RE: Any solution for better performance about a cube with 3 distinct counts on the same source DB table on SQL Server 2008 R2?

SSCommitted

Points: 1502

May 30, 2013 at 2:48 pm

#1619913

Any way to design the underlying tables so you don't need 3 distinct count measures?

1. MG_B and MG_C can be partitioned on column B and C even if the table is partitioned on ColumnA. In this case, you will face some performance issues since the query for MG_B and MG_C will require pulling data across multiple partitions. The performance difference of processing between MG_A and MG_B will be the close to performance difference of running a select distinct query across ColumnA and ColumnB. SSAS works by first querying the data, then aggregating it. Aggregation time for MG_A and MG_B would be somewhat consistent, but the query time will change.

2. Make sure the partition query is optimized so you are not selecting fields that are not used. MG_A only select ColumnA and dimension keys. MG_B only select ColumnB and dimension keys. etc...

3. If you want to partition a distinct count, it must be on the distinct column. The reason is that the distinct counts will be summed across partitions. If you partition MG_B on ColumnA and a value for ColumnB exists in more than one partition, you will be double counting that value.

Ex: ColumnA: 1, ColumnB: 2

ColumnA: 2, ColumnB: 2

ColumnA: 2, ColumnB: 3

Lets assume you have two partitions based on ColumnA. Partition1 is where ColumnA = 1. Partition2 is where ColumnA = 2.

Distinct count of ColumnB in Partition1 is one. Distinct count of ColumnB in Partition2 is two. In the MG_B, when you analyze the data, you will end up with the distinct count equaling three, one from Parittion1 and two from Partition2.

4. You wouldn't be able just build the latest partition. Once you have the measure groups partitioned, you only need to reprocess partitions that are affected by updates in your data. In my SSAS solutions, I always create a SQL table that maintains all the partition definitions for all measure groups. During the data processing of my DW, I'll flag which partitions are affected and then have a process run through the table to processes specific partitions.

Efficiently processing large SSAS solutions in my opinion is a bit complicated and MS has not provided a great way to manage it yet. I've only used MOLAP in my SSAS solutions and create custom processing methods to make it efficient.

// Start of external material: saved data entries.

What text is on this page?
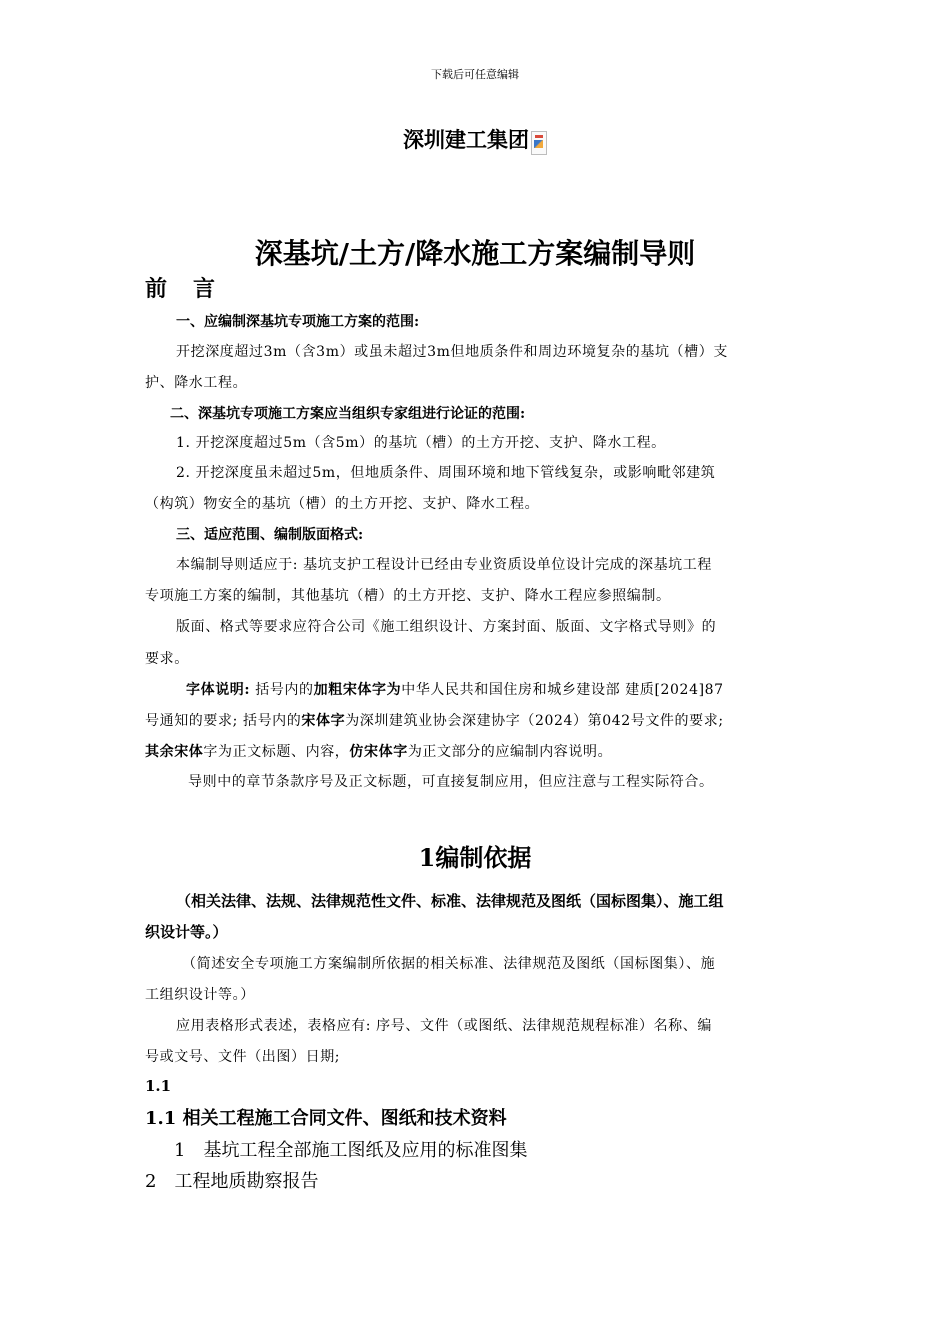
下载后可任意编辑
深圳建工集团
深基坑/土方/降水施工方案编制导则
前言
一、应编制深基坑专项施工方案的范围:
开挖深度超过3m（含3m）或虽未超过3m但地质条件和周边环境复杂的基坑（槽）支
护、降水工程。
二、深基坑专项施工方案应当组织专家组进行论证的范围:
1. 开挖深度超过5m（含5m）的基坑（槽）的土方开挖、支护、降水工程。
2. 开挖深度虽未超过5m，但地质条件、周围环境和地下管线复杂，或影响毗邻建筑
（构筑）物安全的基坑（槽）的土方开挖、支护、降水工程。
三、适应范围、编制版面格式:
本编制导则适应于: 基坑支护工程设计已经由专业资质设单位设计完成的深基坑工程
专项施工方案的编制，其他基坑（槽）的土方开挖、支护、降水工程应参照编制。
版面、格式等要求应符合公司《施工组织设计、方案封面、版面、文字格式导则》的
要求。
字体说明: 括号内的加粗宋体字为中华人民共和国住房和城乡建设部 建质[2024]87
号通知的要求; 括号内的宋体字为深圳建筑业协会深建协字（2024）第042号文件的要求;
其余宋体字为正文标题、内容，仿宋体字为正文部分的应编制内容说明。
导则中的章节条款序号及正文标题，可直接复制应用，但应注意与工程实际符合。
1编制依据
（相关法律、法规、法律规范性文件、标准、法律规范及图纸（国标图集）、施工组
织设计等。）
（简述安全专项施工方案编制所依据的相关标准、法律规范及图纸（国标图集）、施
工组织设计等。）
应用表格形式表述，表格应有: 序号、文件（或图纸、法律规范规程标准）名称、编
号或文号、文件（出图）日期;
1.1
1.1 相关工程施工合同文件、图纸和技术资料
1　基坑工程全部施工图纸及应用的标准图集
2　工程地质勘察报告
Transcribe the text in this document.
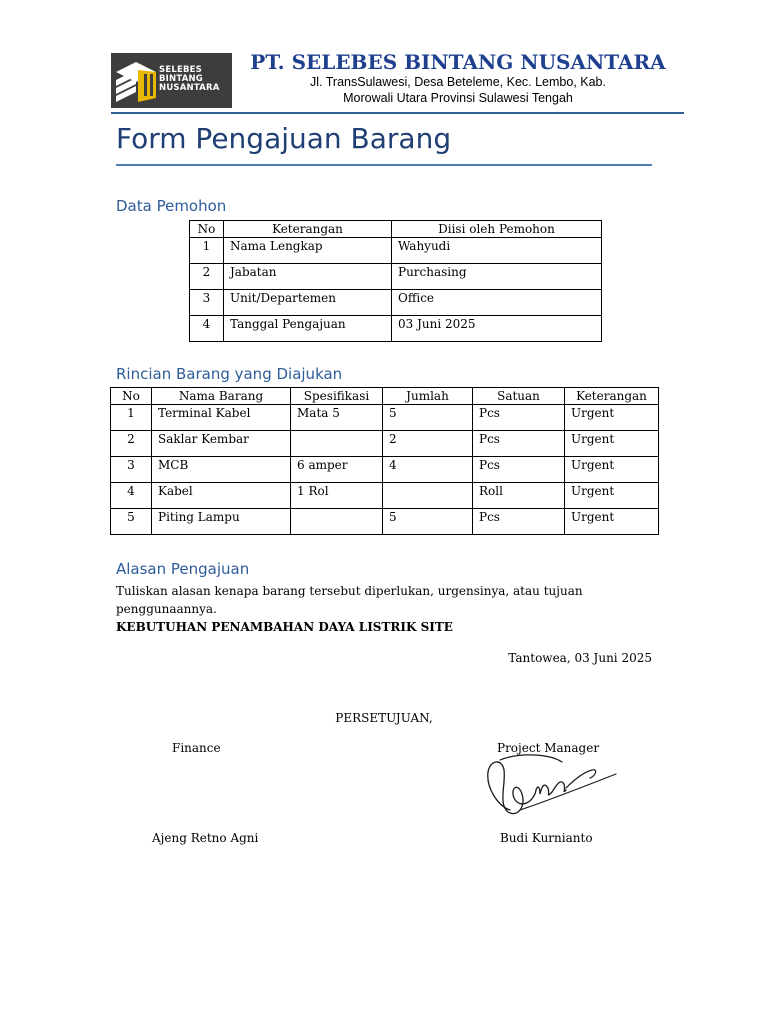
SELEBES
BINTANG
NUSANTARA
PT. SELEBES BINTANG NUSANTARA
Jl. TransSulawesi, Desa Beteleme, Kec. Lembo, Kab.
Morowali Utara Provinsi Sulawesi Tengah
Form Pengajuan Barang
Data Pemohon
No	Keterangan	Diisi oleh Pemohon
1	Nama Lengkap	Wahyudi
2	Jabatan	Purchasing
3	Unit/Departemen	Office
4	Tanggal Pengajuan	03 Juni 2025
Rincian Barang yang Diajukan
No	Nama Barang	Spesifikasi	Jumlah	Satuan	Keterangan
1	Terminal Kabel	Mata 5	5	Pcs	Urgent
2	Saklar Kembar		2	Pcs	Urgent
3	MCB	6 amper	4	Pcs	Urgent
4	Kabel	1 Rol		Roll	Urgent
5	Piting Lampu		5	Pcs	Urgent
Alasan Pengajuan
Tuliskan alasan kenapa barang tersebut diperlukan, urgensinya, atau tujuan
penggunaannya.
KEBUTUHAN PENAMBAHAN DAYA LISTRIK SITE
Tantowea, 03 Juni 2025
PERSETUJUAN,
Finance	Project Manager
Ajeng Retno Agni	Budi Kurnianto
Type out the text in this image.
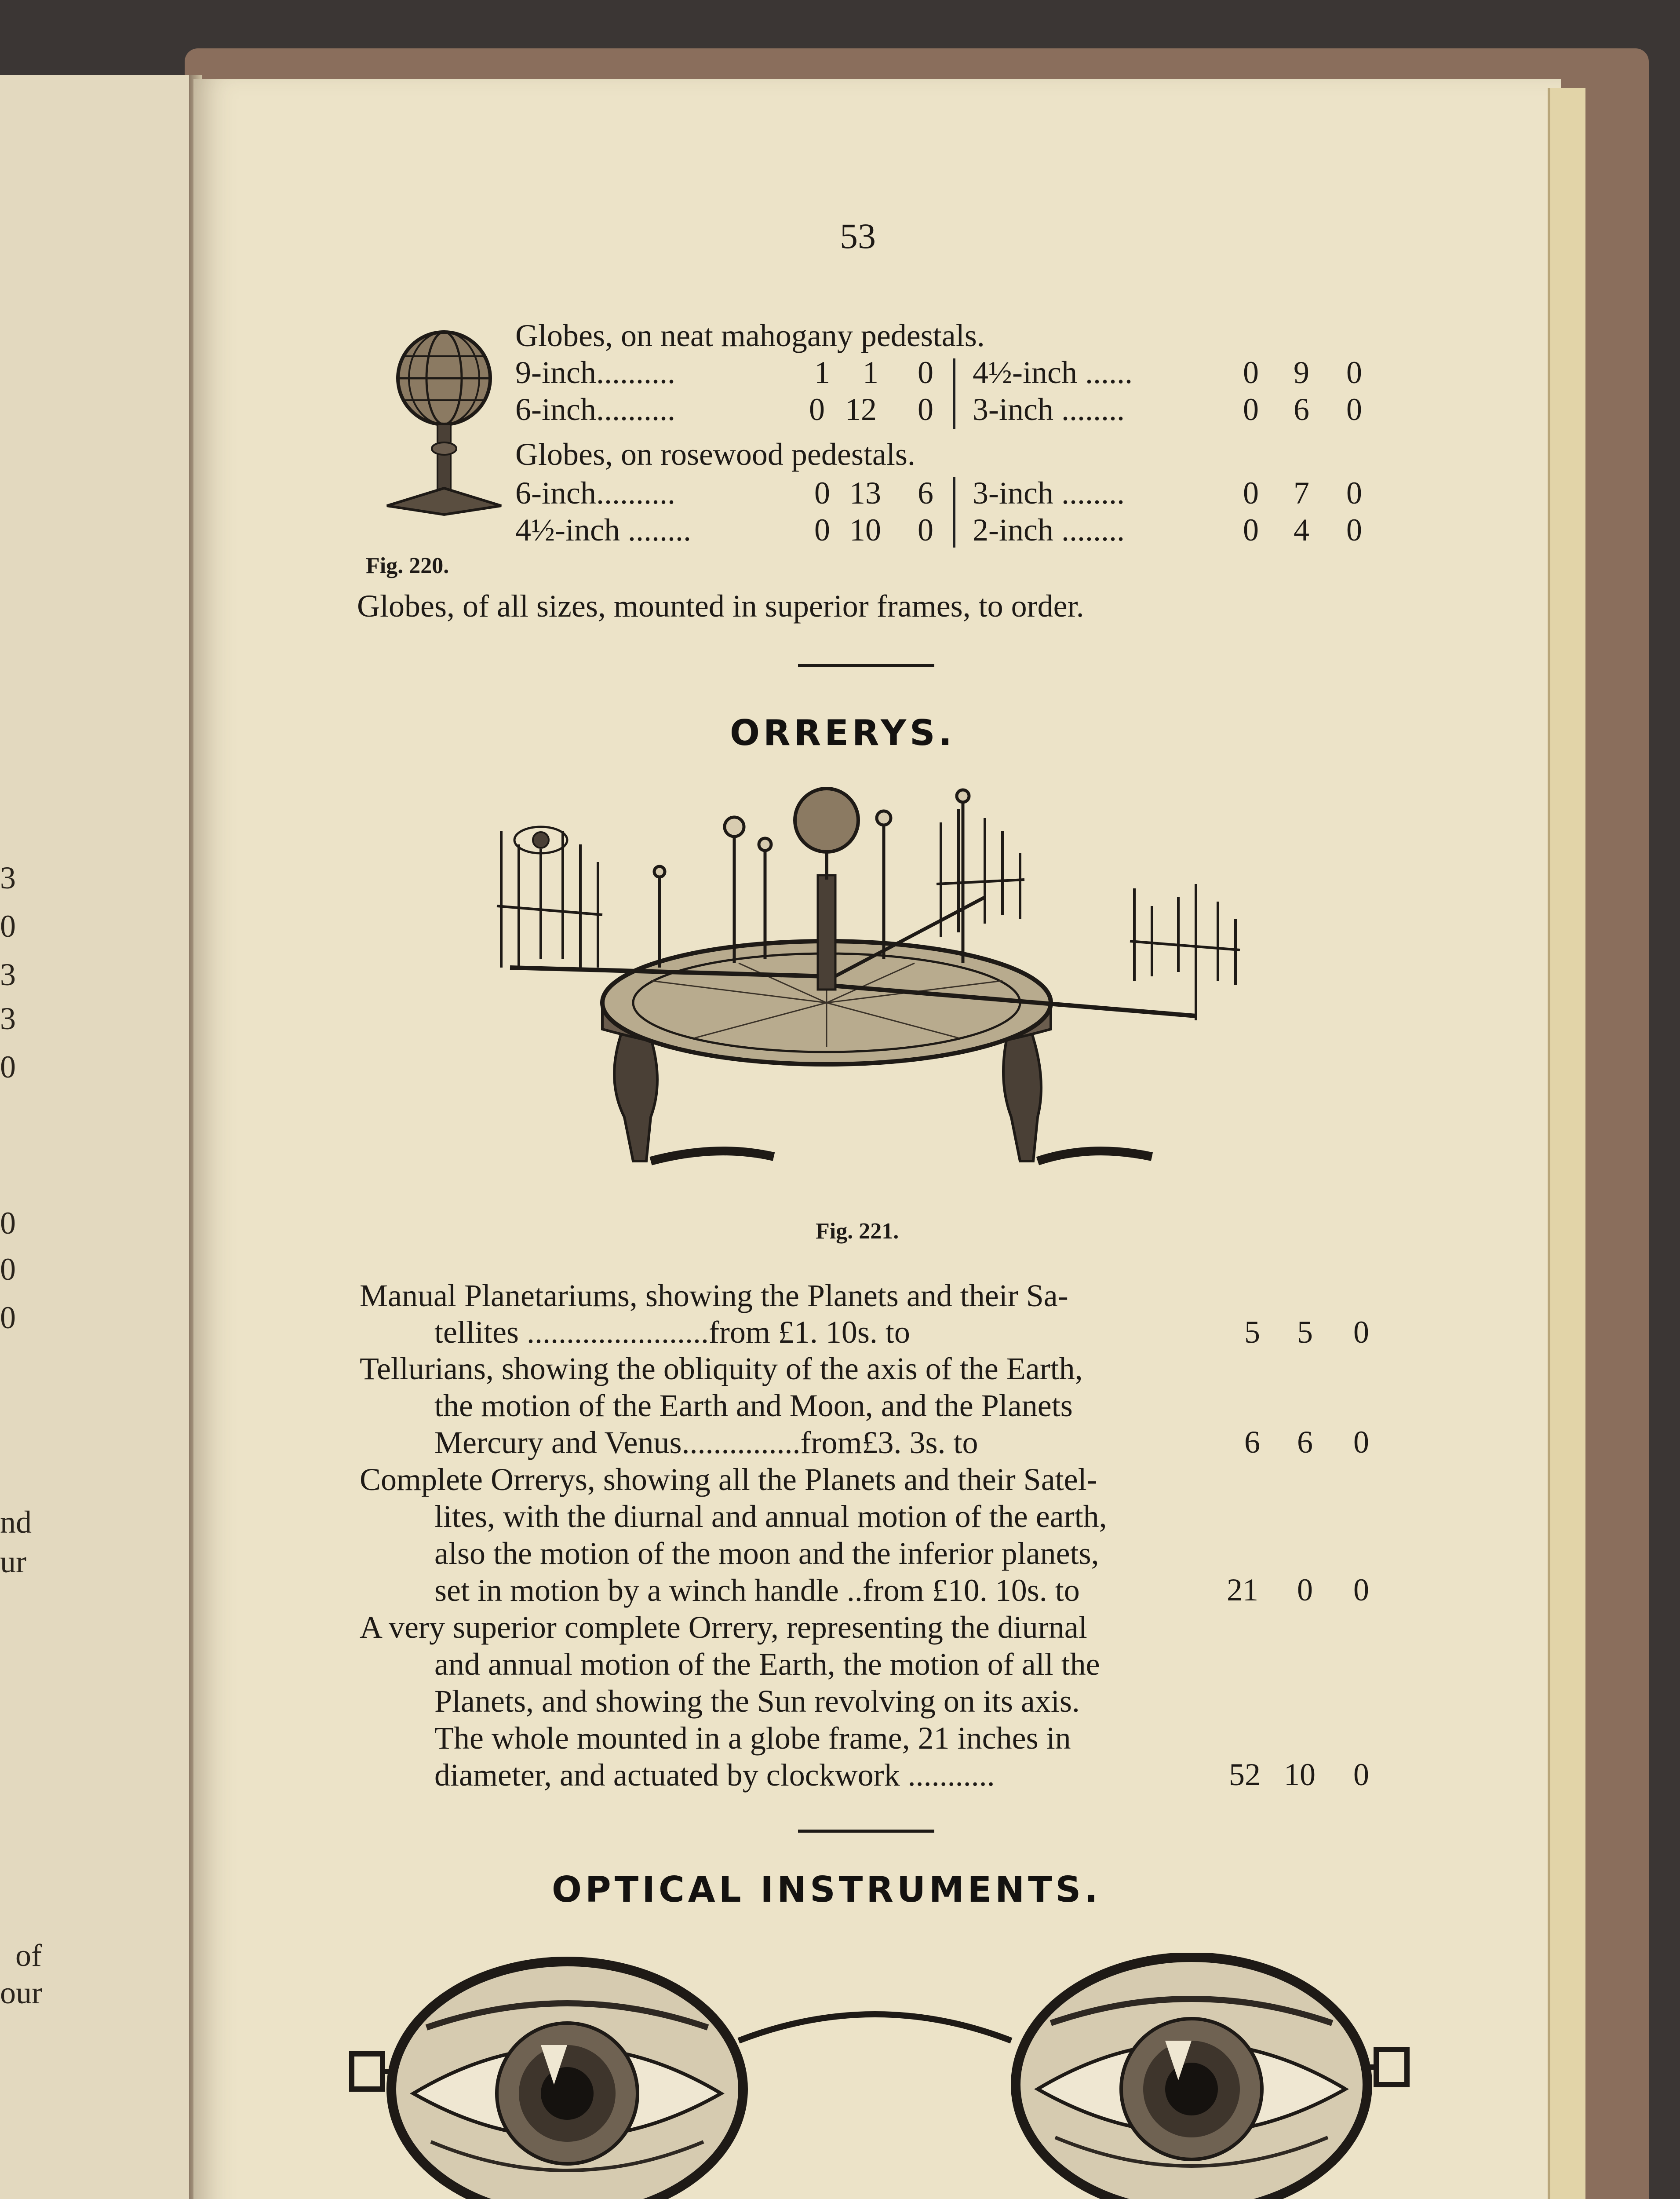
3
0
3
3
0
0
0
0
nd
ur
of
our
53
Fig. 220.
Globes, on neat mahogany pedestals.
9-inch..........	1 1 0 4½-inch ......	0 9 0
6-inch..........	0 12 0 3-inch ........	0 6 0
Globes, on rosewood pedestals.
6-inch..........	0 13 6 3-inch ........	0 7 0
4½-inch ........	0 10 0 2-inch ........	0 4 0
Globes, of all sizes, mounted in superior frames, to order.
ORRERYS.
Fig. 221.
Manual Planetariums, showing the Planets and their Sa-
tellites .......................from £1. 10s. to	5 5 0
Tellurians, showing the obliquity of the axis of the Earth,
the motion of the Earth and Moon, and the Planets
Mercury and Venus...............from£3. 3s. to	6 6 0
Complete Orrerys, showing all the Planets and their Satel-
lites, with the diurnal and annual motion of the earth,
also the motion of the moon and the inferior planets,
set in motion by a winch handle ..from £10. 10s. to	21 0 0
A very superior complete Orrery, representing the diurnal
and annual motion of the Earth, the motion of all the
Planets, and showing the Sun revolving on its axis.
The whole mounted in a globe frame, 21 inches in
diameter, and actuated by clockwork ...........	52 10 0
OPTICAL INSTRUMENTS.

I start by creating tables to maintain SSAS dimensions and SSAS measure group and partitions. As my DW is being processed, it'll flag which dimensions need to be updated and which partitions need reprocessing. The latest version also creates new records in the partition table when a new partition needs to be created. I have an SSAS process task that runs after the DW and it checks these tables to build out the XMLA to only update the dimensions that have changes. The SSAS process also creates/alters partitions and processes the ones that need reprocessing. All of this is built using SQL and SSIS. If I get enough requests, I'll do a full write up on this.